Kano, during the first precarious days of his son's illness, practically deserted the cottage, and lived, day and night, in the hospital. His pathetic old figure became habitual to the halls and gardens near his son. The physicians and nurses treated him with delicate kindness, forcing food and drink upon him, and urging him to rest himself in one of the untenanted rooms. They believed the deepening lines of grief to be traced by the loss of an only daughter, rather than by this illness of a newly adopted son. In truth the old man seldom thought of Umè-ko. He was watching the life that flickered in Tatsu's prostrate body as a lost, starving traveller watches a lantern approaching over the moor. "The gods preserve him,—the gods grant his life to the Kano name, to art, and the glory of Nippon," so prayed the old man's shrivelled lips a hundred times each day.

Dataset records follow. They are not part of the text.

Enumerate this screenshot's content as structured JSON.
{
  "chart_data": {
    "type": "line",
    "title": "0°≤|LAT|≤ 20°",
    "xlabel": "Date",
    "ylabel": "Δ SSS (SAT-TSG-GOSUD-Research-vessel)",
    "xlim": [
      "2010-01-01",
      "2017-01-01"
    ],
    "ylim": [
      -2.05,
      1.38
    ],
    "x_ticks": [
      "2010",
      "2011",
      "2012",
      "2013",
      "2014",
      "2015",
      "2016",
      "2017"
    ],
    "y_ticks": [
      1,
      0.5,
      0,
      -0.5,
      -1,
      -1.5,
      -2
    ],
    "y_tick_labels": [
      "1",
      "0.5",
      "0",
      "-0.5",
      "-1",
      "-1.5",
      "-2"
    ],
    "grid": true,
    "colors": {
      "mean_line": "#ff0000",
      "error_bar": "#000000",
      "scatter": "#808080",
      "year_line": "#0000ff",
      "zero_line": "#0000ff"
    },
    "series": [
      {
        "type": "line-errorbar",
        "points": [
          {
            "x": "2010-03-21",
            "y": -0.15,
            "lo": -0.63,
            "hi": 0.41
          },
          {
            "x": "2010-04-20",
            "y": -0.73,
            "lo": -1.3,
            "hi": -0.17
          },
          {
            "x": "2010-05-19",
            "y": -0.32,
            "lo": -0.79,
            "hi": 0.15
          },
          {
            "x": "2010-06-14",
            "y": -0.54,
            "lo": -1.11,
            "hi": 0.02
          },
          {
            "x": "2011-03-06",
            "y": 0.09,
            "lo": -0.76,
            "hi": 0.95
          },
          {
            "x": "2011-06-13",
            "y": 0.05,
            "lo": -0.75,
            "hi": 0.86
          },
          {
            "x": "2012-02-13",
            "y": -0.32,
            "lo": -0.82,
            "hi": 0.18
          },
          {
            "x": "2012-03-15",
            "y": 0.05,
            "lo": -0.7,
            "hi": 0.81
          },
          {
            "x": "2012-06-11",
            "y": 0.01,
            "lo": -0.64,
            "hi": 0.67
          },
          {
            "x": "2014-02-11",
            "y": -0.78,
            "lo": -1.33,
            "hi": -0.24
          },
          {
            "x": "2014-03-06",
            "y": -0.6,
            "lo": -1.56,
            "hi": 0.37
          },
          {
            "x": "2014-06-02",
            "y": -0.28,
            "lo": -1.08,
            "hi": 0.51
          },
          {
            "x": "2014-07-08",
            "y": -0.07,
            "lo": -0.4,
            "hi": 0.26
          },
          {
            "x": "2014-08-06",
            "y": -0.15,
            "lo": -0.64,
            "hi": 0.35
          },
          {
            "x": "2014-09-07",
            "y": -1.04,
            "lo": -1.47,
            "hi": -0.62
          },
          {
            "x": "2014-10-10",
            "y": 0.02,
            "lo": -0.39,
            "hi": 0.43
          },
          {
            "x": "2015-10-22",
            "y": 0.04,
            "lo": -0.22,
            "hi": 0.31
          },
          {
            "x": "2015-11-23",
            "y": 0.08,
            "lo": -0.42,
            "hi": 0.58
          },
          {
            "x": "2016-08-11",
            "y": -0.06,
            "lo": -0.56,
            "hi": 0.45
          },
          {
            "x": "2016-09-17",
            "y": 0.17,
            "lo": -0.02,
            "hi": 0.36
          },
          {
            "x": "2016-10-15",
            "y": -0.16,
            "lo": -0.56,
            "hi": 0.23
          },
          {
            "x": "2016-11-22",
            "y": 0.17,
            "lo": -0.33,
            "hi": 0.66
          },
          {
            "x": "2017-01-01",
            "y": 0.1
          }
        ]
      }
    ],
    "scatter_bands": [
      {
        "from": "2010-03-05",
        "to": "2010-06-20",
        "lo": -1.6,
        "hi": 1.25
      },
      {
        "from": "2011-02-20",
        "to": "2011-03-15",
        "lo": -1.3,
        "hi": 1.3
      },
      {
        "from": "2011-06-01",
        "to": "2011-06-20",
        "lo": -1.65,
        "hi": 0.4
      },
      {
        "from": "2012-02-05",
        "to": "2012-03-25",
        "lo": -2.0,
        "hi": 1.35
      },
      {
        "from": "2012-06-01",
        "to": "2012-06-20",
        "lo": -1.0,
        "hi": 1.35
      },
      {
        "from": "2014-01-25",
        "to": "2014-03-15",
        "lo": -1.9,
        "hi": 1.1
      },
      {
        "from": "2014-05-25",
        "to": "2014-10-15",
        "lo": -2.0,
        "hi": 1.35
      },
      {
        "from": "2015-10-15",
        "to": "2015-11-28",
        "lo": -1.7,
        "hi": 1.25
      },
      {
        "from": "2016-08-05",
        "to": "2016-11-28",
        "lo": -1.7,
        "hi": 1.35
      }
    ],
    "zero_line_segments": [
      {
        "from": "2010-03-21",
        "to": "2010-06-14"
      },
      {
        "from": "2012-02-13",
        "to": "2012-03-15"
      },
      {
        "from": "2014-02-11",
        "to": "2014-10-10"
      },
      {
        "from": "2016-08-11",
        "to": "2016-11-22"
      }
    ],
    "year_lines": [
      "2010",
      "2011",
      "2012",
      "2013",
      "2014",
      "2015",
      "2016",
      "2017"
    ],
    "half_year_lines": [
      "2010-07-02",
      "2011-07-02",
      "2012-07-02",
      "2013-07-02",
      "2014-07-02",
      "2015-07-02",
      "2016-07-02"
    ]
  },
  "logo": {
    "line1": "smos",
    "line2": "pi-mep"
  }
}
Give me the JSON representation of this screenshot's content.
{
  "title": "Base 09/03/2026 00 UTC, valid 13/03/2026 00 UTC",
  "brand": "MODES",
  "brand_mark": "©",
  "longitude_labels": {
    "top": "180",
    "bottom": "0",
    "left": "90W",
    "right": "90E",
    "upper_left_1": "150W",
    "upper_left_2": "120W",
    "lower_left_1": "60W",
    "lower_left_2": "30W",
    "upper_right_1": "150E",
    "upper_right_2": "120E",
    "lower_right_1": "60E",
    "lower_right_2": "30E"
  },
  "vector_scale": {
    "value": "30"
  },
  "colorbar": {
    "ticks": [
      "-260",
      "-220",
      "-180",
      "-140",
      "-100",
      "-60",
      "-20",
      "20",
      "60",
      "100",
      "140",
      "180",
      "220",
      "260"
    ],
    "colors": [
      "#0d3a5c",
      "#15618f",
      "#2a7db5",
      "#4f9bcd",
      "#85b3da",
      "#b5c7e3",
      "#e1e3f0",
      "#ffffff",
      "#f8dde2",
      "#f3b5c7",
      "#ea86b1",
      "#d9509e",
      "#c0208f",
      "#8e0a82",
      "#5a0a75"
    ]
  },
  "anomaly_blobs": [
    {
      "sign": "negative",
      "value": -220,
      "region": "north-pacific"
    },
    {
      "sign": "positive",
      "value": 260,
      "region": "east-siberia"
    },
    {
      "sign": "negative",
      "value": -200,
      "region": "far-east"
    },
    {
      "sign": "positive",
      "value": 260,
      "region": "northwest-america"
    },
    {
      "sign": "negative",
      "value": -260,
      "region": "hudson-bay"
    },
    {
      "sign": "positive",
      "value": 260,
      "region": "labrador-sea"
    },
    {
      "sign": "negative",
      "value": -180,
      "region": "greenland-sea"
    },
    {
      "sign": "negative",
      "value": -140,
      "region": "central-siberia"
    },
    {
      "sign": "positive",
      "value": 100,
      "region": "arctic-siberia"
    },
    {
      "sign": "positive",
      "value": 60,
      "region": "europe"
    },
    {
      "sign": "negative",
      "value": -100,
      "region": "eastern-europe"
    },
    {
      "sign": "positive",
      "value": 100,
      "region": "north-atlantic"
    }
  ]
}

After a stupor of a week, fever laid hold of Tatsu, bringing delirium, delusion, and mad raving. At times he believed himself already dead, and in the heavenly isle of Ho-rai with Umè. His gestures, his whispered words of tenderness, brought tears to the eyes of those who listened. Again he lived through that terrible dawn when first he had read her letter of farewell. Each word was bitten with acid into his mind. Again and again he repeated the phrases, now dully, as a wearied beast goes round a treadmill, now with weeping, and in convulsions of a grief so fierce that the merciful opiate alone could still it.

The fever slowly began to ebb. For him the shores of conscious thought lay scorched and blackened by memory. More unwillingly than he had been dragged up from the river's cold embrace was he now held back from death. His first lucid words were a petition. "Do not keep me alive. In the name of Kwannon the Merciful, to whom my Umè used to pray, do not bind me again upon the wheel of life!" Although he fought against it with all the will power left to him, strength brightened in his veins. Stung into new anguish he prayed more fervently, "Let me pass now! I cannot bear more pain. I 'll die in spite of you. Oh, icy men of science, you but give me the means with which to slay myself! I warn you, at the first chance I shall escape you all!"